Energy Penalties Enhance Flexible Receptor Docking in a Model Cavity

Protein flexibility remains a major challenge in library docking due to difficulties in sampling conformational ensembles with accurate probabilities. Here we use the model cavity site of T4 Lysozyme L99A to test flexible receptor docking with energy penalties from molecular dynamics (MD) simulations. Crystallography with larger and smaller ligands indicates that this cavity can adopt three major conformations, open, intermediate, and closed. Since smaller ligands typically bind better to the cavity site, we anticipate an energy penalty for cavity opening. To estimate its magnitude, we calculate conformational preferences from MD simulations. We find that including a penalty term is essential for retrospective ligand enrichment, otherwise high-energy states dominate the docking. We then prospectively docked a library of over 900,000 compounds for new molecules binding to each conformational state. Absent a penalty term, the open conformation dominated the docking results; inclusion of this term led to a balanced sampling of ligands against each state. High ranked molecules were experimentally tested by Tm-upshift and X-ray crystallography. From 33 selected molecules, we identified 18 new ligands and determined 13 crystal structures. Most interesting were those bound to the open cavity, where the buried site opens to bulk solvent. Here, highly unusual ligands for this cavity had been predicted, including large ligands with polar tails; these were confirmed both by binding and by crystallography. In docking, incorporating protein flexibility with thermodynamic weightings may thus access new ligand chemotypes.
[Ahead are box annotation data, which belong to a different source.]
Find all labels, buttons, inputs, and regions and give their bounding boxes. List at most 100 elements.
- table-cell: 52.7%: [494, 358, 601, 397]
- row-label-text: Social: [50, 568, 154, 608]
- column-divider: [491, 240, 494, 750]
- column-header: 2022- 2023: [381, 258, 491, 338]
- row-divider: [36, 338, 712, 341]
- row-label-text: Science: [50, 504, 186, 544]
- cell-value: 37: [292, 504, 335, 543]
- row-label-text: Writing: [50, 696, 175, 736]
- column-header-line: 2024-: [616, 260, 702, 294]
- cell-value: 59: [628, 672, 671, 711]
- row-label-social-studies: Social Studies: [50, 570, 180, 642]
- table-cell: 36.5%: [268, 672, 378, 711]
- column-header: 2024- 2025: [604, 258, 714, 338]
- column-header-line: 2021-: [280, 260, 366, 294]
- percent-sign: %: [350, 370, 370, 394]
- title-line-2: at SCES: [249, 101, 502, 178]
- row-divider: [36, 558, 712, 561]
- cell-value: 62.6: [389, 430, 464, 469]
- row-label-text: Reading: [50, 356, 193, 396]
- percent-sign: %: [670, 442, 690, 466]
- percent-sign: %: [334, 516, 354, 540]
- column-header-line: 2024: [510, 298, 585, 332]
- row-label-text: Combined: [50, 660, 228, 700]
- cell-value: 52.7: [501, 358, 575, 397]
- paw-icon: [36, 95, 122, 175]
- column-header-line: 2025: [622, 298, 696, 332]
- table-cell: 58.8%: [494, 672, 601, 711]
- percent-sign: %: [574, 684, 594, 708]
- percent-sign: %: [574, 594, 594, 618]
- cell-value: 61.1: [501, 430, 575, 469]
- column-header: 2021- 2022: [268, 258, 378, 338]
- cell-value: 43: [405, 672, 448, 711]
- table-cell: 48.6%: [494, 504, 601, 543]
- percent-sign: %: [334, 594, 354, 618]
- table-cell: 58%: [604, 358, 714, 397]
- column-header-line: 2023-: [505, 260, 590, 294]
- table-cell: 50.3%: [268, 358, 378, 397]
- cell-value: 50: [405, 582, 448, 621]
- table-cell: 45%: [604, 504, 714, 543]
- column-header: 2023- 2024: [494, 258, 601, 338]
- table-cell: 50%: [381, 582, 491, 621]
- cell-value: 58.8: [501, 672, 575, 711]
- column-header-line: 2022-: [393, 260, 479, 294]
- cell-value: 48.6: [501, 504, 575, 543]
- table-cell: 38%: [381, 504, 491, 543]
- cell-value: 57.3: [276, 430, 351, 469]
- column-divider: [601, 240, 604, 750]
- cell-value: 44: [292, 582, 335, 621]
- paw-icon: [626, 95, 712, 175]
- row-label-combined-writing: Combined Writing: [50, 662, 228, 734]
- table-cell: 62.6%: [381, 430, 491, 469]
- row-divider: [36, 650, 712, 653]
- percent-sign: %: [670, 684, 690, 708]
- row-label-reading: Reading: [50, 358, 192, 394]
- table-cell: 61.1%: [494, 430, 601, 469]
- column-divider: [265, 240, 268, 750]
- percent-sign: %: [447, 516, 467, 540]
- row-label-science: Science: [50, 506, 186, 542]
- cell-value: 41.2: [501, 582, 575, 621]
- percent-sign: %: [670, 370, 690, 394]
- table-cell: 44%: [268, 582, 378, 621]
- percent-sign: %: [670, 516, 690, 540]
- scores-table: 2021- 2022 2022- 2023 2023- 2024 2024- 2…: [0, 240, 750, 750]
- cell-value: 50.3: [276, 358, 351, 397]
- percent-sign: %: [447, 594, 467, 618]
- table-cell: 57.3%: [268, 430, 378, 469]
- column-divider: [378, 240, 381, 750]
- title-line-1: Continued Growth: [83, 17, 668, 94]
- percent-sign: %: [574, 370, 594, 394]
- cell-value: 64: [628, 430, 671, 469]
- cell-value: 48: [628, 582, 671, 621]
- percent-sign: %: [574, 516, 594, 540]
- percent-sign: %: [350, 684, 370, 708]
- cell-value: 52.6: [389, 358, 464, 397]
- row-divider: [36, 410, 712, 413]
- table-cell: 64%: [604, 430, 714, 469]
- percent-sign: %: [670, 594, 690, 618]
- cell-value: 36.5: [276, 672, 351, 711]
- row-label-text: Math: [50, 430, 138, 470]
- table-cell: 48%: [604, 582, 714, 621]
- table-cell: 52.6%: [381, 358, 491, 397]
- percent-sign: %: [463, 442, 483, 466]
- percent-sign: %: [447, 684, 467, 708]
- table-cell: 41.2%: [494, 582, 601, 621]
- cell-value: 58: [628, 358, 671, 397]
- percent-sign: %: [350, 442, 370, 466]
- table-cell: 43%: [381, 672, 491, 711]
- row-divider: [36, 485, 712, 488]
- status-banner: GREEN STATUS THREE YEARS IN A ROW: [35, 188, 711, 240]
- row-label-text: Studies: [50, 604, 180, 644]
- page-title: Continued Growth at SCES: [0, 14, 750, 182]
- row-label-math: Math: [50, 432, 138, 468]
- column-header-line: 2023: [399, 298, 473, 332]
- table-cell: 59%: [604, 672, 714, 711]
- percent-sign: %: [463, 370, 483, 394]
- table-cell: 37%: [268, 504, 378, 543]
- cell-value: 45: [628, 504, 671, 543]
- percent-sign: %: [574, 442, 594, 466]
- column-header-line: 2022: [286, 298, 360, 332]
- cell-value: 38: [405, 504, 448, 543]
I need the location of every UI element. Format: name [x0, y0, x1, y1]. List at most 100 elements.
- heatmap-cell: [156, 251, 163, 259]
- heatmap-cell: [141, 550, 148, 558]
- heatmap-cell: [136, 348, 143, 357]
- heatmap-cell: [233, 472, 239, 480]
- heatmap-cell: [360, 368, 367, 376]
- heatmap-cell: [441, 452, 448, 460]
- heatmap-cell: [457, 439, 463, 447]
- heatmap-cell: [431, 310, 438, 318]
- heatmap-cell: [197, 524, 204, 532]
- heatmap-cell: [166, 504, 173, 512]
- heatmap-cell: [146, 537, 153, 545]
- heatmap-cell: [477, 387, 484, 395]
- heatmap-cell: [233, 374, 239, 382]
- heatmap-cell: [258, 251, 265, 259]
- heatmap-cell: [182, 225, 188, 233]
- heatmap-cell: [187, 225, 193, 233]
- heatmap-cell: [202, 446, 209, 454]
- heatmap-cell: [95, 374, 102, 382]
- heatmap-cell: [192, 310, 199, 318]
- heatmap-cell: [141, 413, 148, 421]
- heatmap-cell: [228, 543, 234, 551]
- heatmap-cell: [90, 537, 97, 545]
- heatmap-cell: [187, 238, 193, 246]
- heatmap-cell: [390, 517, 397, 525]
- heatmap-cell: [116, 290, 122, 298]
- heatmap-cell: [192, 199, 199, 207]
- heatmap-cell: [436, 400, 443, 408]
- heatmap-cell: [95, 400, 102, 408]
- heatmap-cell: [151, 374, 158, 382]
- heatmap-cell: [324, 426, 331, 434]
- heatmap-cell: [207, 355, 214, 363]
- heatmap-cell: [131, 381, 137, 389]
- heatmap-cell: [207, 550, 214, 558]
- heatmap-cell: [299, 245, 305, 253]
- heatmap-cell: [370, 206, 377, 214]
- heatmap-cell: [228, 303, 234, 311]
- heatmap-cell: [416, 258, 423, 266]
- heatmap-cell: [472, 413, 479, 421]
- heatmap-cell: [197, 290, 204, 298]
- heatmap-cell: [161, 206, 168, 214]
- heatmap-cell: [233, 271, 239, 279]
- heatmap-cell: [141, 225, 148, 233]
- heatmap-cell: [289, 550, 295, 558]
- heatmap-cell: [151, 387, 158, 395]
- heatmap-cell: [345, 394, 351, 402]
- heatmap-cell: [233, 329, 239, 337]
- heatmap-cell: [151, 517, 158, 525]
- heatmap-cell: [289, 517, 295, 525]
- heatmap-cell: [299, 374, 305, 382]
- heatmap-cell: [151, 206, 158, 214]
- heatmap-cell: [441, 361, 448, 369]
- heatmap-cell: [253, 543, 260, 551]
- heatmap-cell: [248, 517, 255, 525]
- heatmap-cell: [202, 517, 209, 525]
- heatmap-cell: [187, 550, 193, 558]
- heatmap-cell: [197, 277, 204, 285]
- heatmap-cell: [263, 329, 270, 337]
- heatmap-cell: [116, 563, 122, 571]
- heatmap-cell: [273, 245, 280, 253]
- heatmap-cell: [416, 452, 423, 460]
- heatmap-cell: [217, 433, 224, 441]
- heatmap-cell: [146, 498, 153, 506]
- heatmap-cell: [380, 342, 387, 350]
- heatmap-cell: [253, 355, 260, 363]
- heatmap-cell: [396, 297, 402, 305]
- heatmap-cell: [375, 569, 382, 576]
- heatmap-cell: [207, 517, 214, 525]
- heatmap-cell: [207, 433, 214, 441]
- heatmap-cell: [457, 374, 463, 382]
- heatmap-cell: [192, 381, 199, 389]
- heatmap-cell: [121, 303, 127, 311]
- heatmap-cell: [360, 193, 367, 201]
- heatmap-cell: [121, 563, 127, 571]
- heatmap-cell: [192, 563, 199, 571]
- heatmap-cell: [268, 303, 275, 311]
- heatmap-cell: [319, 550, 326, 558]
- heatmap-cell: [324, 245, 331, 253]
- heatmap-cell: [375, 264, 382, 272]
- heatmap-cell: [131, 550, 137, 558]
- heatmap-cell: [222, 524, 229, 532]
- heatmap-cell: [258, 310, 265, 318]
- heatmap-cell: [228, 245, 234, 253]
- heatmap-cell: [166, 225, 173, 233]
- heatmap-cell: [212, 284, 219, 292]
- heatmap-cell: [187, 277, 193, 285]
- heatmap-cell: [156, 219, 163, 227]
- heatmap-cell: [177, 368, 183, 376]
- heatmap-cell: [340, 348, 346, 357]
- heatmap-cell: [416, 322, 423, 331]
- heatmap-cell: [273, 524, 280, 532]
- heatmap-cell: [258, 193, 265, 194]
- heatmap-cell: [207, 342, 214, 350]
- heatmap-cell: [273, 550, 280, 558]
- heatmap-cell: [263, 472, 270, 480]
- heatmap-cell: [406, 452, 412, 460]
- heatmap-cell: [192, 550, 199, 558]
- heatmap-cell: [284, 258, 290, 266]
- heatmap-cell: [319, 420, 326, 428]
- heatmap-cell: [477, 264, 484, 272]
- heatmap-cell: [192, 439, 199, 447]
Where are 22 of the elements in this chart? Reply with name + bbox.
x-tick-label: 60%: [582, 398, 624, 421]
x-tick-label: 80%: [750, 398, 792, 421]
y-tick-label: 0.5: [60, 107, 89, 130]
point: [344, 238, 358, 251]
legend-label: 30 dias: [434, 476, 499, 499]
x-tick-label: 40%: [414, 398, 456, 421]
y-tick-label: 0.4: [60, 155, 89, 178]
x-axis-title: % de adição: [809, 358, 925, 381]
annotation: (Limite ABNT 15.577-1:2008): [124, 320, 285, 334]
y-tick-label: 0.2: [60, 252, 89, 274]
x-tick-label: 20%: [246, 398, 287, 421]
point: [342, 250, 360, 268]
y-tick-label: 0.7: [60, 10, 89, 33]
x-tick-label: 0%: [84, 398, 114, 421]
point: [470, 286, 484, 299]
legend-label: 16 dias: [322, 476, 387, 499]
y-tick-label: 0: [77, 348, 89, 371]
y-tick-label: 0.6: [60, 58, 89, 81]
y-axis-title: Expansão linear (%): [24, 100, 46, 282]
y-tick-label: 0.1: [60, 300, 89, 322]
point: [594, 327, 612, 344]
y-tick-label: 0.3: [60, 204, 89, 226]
The MD approach to accessing and, crucially, weighting such alternative states may find general applicability. Significance StatementThe dynamic nature of biomolecules is typically neglected in docking screens for ligand discovery. Key to benefitting from various receptor conformations is not only structural but also thermodynamic information. Here we test a general approach that uses conformational preferences from enhanced and conventional MD simulations to account for the cost of transitions to high energy states. Including this information as a conformational penalty term in a docking scoring function, we perform retrospective and prospective screens and experimentally confirm novel ligands with Tm-upshift and X-ray crystallography.